Por: Affonso Nunes

A vontade de fazer sentir o personagem que somos nós

Em 'A Lira do Povo', Ayrton Montarroyos reúne canções emblemáticas de todas as identidades brasileiras em três suítes num espetáculo que chega agora como disco | Foto: Divulgação

Um dos intérpretes mais talentosos da nova geração, o pernambucano Ayrton Montarroyos apresenta seu novo álbum, o ousado "A Lira do Povo", no qual explora a cultura do homem brasileiro, sua relação com o sertão, a cidade e o mar. O folclore, a oralidade e as histórias de pescador são elementos importantes deste trabalho que reafirma o talento deste cantor de 28 anos que esbanja maturidada a cada canção.

Divido em três suítes - Mítica, Lírica e Épica -, "A Lira do Povo" agrupa 19 canções que tratam exatamente dessa amplitude brasileira desejada pelo artista. "A Lira nasce da vontade de fazer sentir o personagem que somos nós, utilizando dos recursos estéticos que dispomos: som, luz, o teatro, cheiros e sentidos. Sendo a canção popular brasileira, de João Pernambuco a Kiko Dinucci, o principal material utilizado. Não poderia ser outra música, de outro país ou povo, pois queremos evocar uma história de um homem brasileiro, que pode acidentalmente ser real, mas que por nós, artistas, foi inventado. Inventado como qualquer folclore, qualquer mito", destaca Ayrton.

E que era pra ser uma apresentação de músicas interioranas, criou asas e transformou-se num apanhado de signos, numa festa, numa dança do povo, num suspiro, num grito também. "Foi sabendo dessas coisas que o meu amigo Hermínio Bello de Carvalho, compositor dos grandes, batizou essa apresentação e tudo o que nasce dela, com título semelhante a um que já havia usado em seus trabalhos, que são sempre grandes estudos sobre o Brasil.

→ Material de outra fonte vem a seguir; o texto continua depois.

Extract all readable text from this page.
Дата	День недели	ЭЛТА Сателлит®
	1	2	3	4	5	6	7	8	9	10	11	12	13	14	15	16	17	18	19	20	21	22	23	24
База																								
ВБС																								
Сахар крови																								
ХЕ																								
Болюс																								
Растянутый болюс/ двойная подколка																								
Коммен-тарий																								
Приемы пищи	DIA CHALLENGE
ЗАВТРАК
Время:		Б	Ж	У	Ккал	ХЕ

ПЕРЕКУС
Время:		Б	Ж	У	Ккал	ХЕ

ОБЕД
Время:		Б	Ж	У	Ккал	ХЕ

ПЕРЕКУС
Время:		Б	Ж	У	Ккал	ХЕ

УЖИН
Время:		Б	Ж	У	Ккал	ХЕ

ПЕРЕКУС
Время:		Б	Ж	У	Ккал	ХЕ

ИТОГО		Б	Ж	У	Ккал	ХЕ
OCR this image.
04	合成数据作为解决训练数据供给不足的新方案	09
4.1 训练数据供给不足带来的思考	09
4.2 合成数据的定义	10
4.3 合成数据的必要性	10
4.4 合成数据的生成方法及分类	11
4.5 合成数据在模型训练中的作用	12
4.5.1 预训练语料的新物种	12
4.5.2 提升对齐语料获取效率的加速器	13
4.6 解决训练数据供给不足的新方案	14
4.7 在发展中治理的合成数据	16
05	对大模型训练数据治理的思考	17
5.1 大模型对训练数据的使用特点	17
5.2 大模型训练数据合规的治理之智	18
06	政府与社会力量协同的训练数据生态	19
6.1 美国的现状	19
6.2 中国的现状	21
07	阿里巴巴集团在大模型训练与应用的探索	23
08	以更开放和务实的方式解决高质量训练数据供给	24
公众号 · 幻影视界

O que me fez gostar ainda mais do título", acrescenta.

A ideia de viver uma história no disco através do trígono sertão - mar - cidade era uma ideia frequente do cantor. "Uma frase de João Cabral de Mello Neto me atiçou lá atrás: 'ambidestro do seco e do úmido, como em geral os recifenses'. Essa imagem do povo que teve que sair do sertão para viver no litoral, fundando uma capital que tem tamanho de metrópole e jeito de interior me tomou desde então. Nos meus escritos, há quase cinco anos, venho, sem saber, elaborando as direções e caminhos para a condução deste projeto, elegendo canções e parceiros possíveis de dividir esse sonho", conta.

Ayrton Montarroyos começou cedo, aos 11 anos, cantando em saraus e rodas de choro em Recife. Aos 18, fez suas primeiras gravações em importantes discos de música brasileira. Um deles, inclusive, indicado ao Grammy Latino em 2013. Aos 20 anos, tornou-se vice-campeão do The Voice Brasil, da TV Globo, interpretando canções elementares da música brasileira, como "Carinhoso" (Pixinguinha/João de Barro). E aos 22, lançou o seu primeiro álbum "Ayrton Montarroyos" (2017 - Independente), um trabalho bem recebido pela crítica.

Em 2019, Ayrton lançou pela gravadora Kuarup, o seu segundo álbum: "Um Mergulho no Nada", que ao contrário do seu disco de estreia, dispunha, para além da voz, de um único instrumento. Edmilson Capelupi, violonista brasileiro conhecido por ter acompanhado Dominguinhos, Rolando Boldrin, Beth Carvalho, Nana Caymmi, Ademilde Fonseca e Noite Ilustrada.

Em 2020, longe dos palcos por conta da pandemia, Ayrton criou uma série de pesquisa de música brasileira, em estúdio de gravação, que era transmitida para mais de 2 mil pessoas semanalmente, ao vivo. Foram mais de 20 programas cantando e contando histórias da MPB, que depois tiveram seus áudios distribuídos pelas gravadoras Biscoito Fino e Kuarup.